Schools must qualitatively communicate how they manage their liquid resources available to meet cash needs for general expenditures within one year of the date of the statement of financial position. Schools must also disclose the amount and breakdown of those assets available at year-end.
Accounting for endowment funds has also changed. Endowment funds are taxpayer gifts in the form of cash, securities or other property that are restricted to certain uses. Typically the restrictions are imposed by the donor, who requires the funds to be used for a specific purpose or during a particular time period. When these endowment funds are held for years, their fair values will fluctuate as the market changes. When their fair market values dip below the values of the original gifts, we have what are known as “underwater endowment funds.”
Before this new accounting standard took effect, the value deficit of underwater endowments was reported separately from the gift itself and grouped into “unrestricted net assets.” Under ASU 2016-14, the deficit is subtracted from the endowment fund, and the net result is reported in “net assets with donor restrictions.” Reporting the net value of endowment funds gives financial statement readers a clearer picture of the asset’s true market value.
Independent schools must also alter their disclosures and reveal the breakdown between the original gift, the fair value and the value deficit. And they must disclose their policy for appropriating endowment funds and the steps they’ve taken to adhere to that policy.
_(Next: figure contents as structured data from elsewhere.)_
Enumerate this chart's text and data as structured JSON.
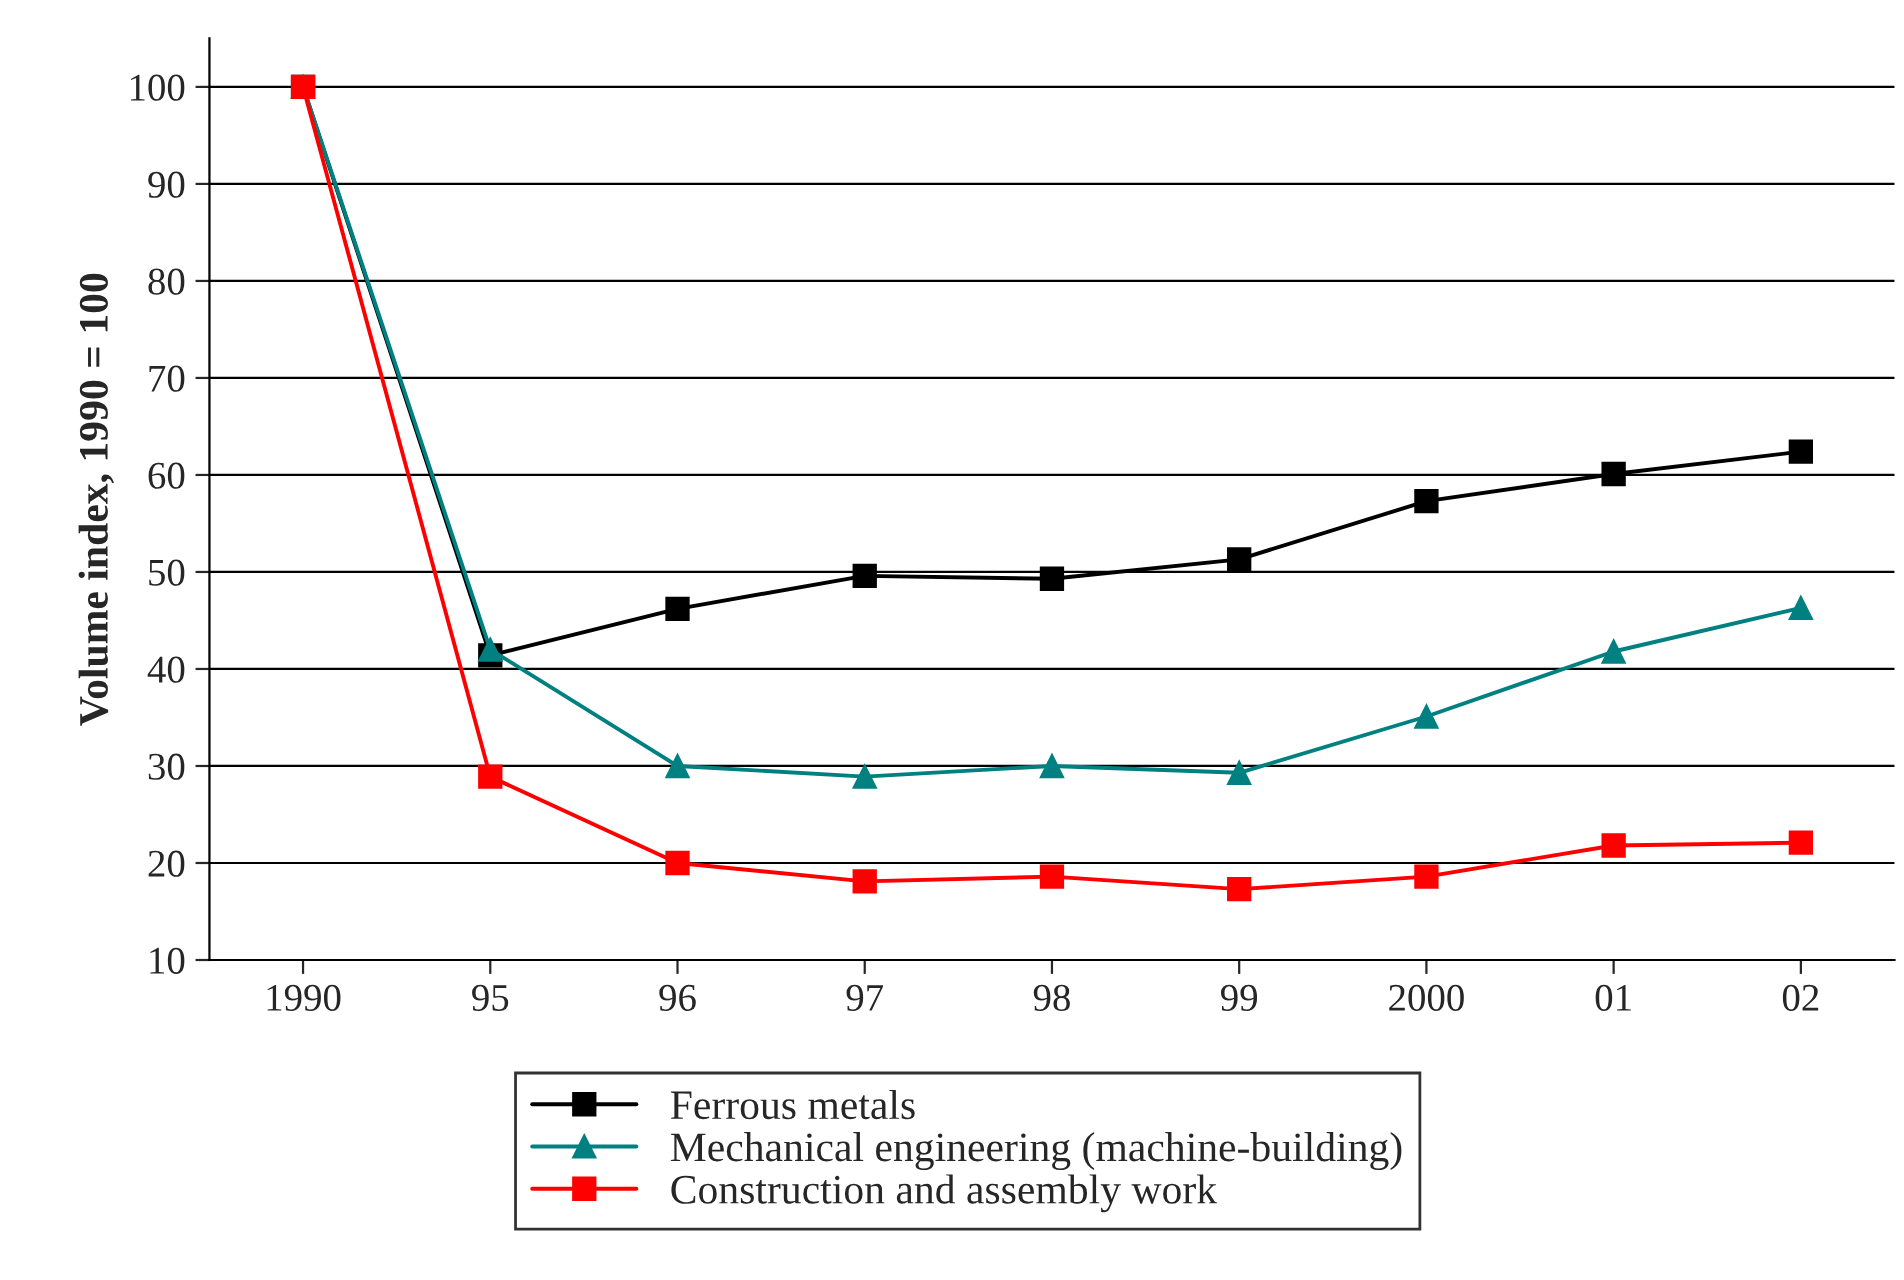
{
  "chart_data": {
    "type": "line",
    "ylabel": "Volume index, 1990 = 100",
    "categories": [
      "1990",
      "95",
      "96",
      "97",
      "98",
      "99",
      "2000",
      "01",
      "02"
    ],
    "series": [
      {
        "name": "Ferrous metals",
        "color": "#000000",
        "marker": "square",
        "values": [
          100,
          41.4,
          46.2,
          49.6,
          49.3,
          51.3,
          57.3,
          60.1,
          62.4
        ]
      },
      {
        "name": "Mechanical engineering (machine-building)",
        "color": "#008080",
        "marker": "triangle",
        "values": [
          100,
          42.0,
          30.0,
          28.9,
          30.0,
          29.3,
          35.1,
          41.8,
          46.3
        ]
      },
      {
        "name": "Construction and assembly work",
        "color": "#ff0000",
        "marker": "square",
        "values": [
          100,
          28.9,
          20.0,
          18.1,
          18.6,
          17.3,
          18.6,
          21.8,
          22.1
        ]
      }
    ],
    "ylim": [
      10,
      105
    ],
    "yticks": [
      10,
      20,
      30,
      40,
      50,
      60,
      70,
      80,
      90,
      100
    ],
    "grid": "y",
    "legend": "bottom",
    "line_style": "solid"
  }
}
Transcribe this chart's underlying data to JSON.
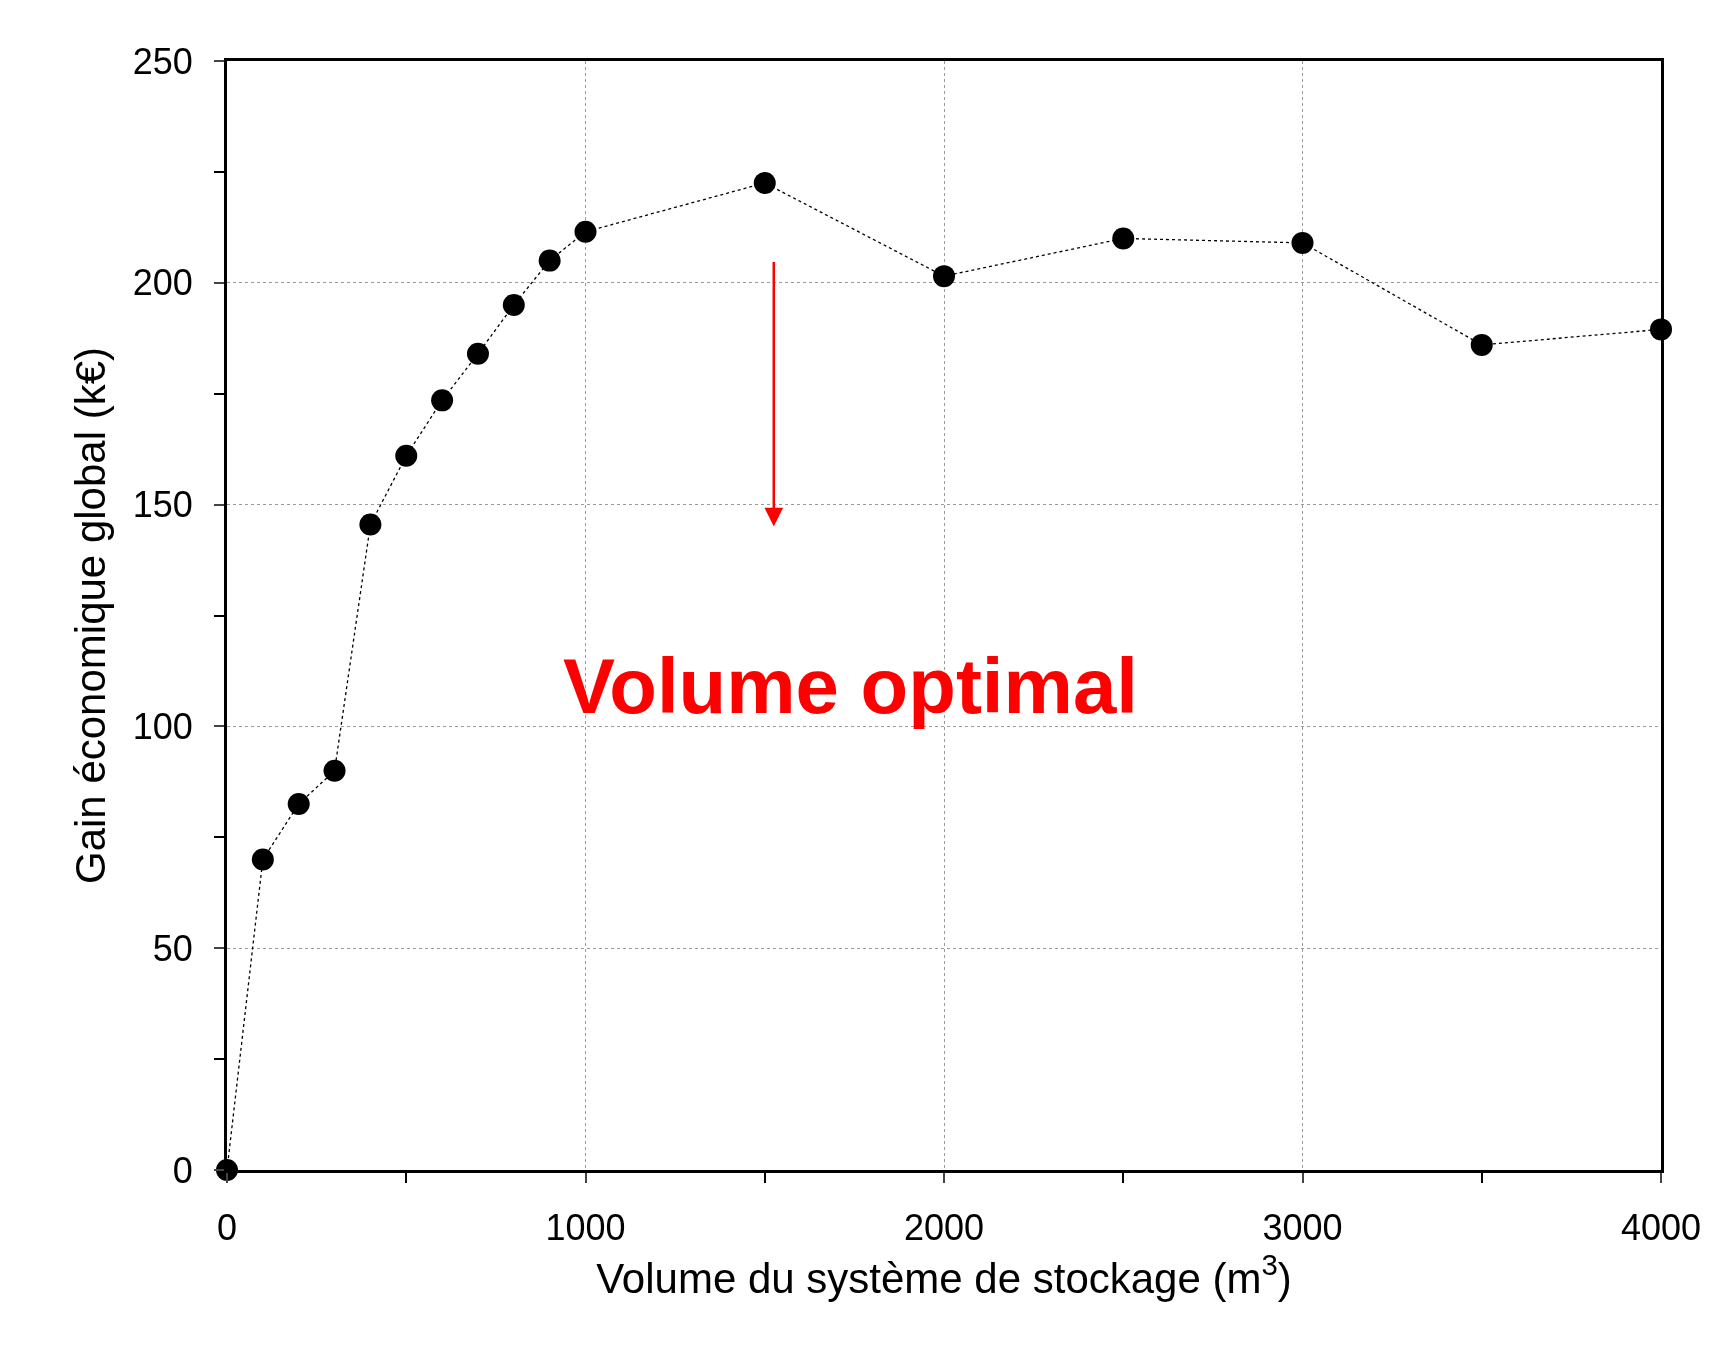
{
  "chart_data": {
    "type": "line",
    "xlabel": "Volume du système de stockage (m$^{3}$)",
    "ylabel": "Gain économique global (k€)",
    "x": [
      0,
      100,
      200,
      300,
      400,
      500,
      600,
      700,
      800,
      900,
      1000,
      1500,
      2000,
      2500,
      3000,
      3500,
      4000
    ],
    "series": [
      {
        "color": "#000000",
        "values": [
          0,
          70,
          82.5,
          90,
          145.5,
          161,
          173.5,
          184,
          195,
          205,
          211.5,
          222.5,
          201.5,
          210,
          209,
          186,
          189.5
        ]
      }
    ],
    "xlim": [
      0,
      4000
    ],
    "ylim": [
      0,
      250
    ],
    "xticks": [
      0,
      {
        "value": 500,
        "label": null
      },
      1000,
      {
        "value": 1500,
        "label": null
      },
      2000,
      {
        "value": 2500,
        "label": null
      },
      3000,
      {
        "value": 3500,
        "label": null
      },
      4000
    ],
    "yticks": [
      0,
      {
        "value": 25,
        "label": null
      },
      50,
      {
        "value": 75,
        "label": null
      },
      100,
      {
        "value": 125,
        "label": null
      },
      150,
      {
        "value": 175,
        "label": null
      },
      200,
      {
        "value": 225,
        "label": null
      },
      250
    ],
    "grid": true,
    "marker": "circle",
    "line_style": "dotted",
    "annotations": [
      "Volume optimal"
    ]
  }
}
Some of these changes apply to the face of the financials, and others to the disclosures. School administrators may need to collect more information from donors than they have in the past to correctly classify donations with and without restrictions. The business office may also need to develop new processes for valuing the school’s endowment funds more regularly, determining liquidity and allocating expenses across their functional expense classifications. If you have questions or concerns about implementation, talk to your auditor.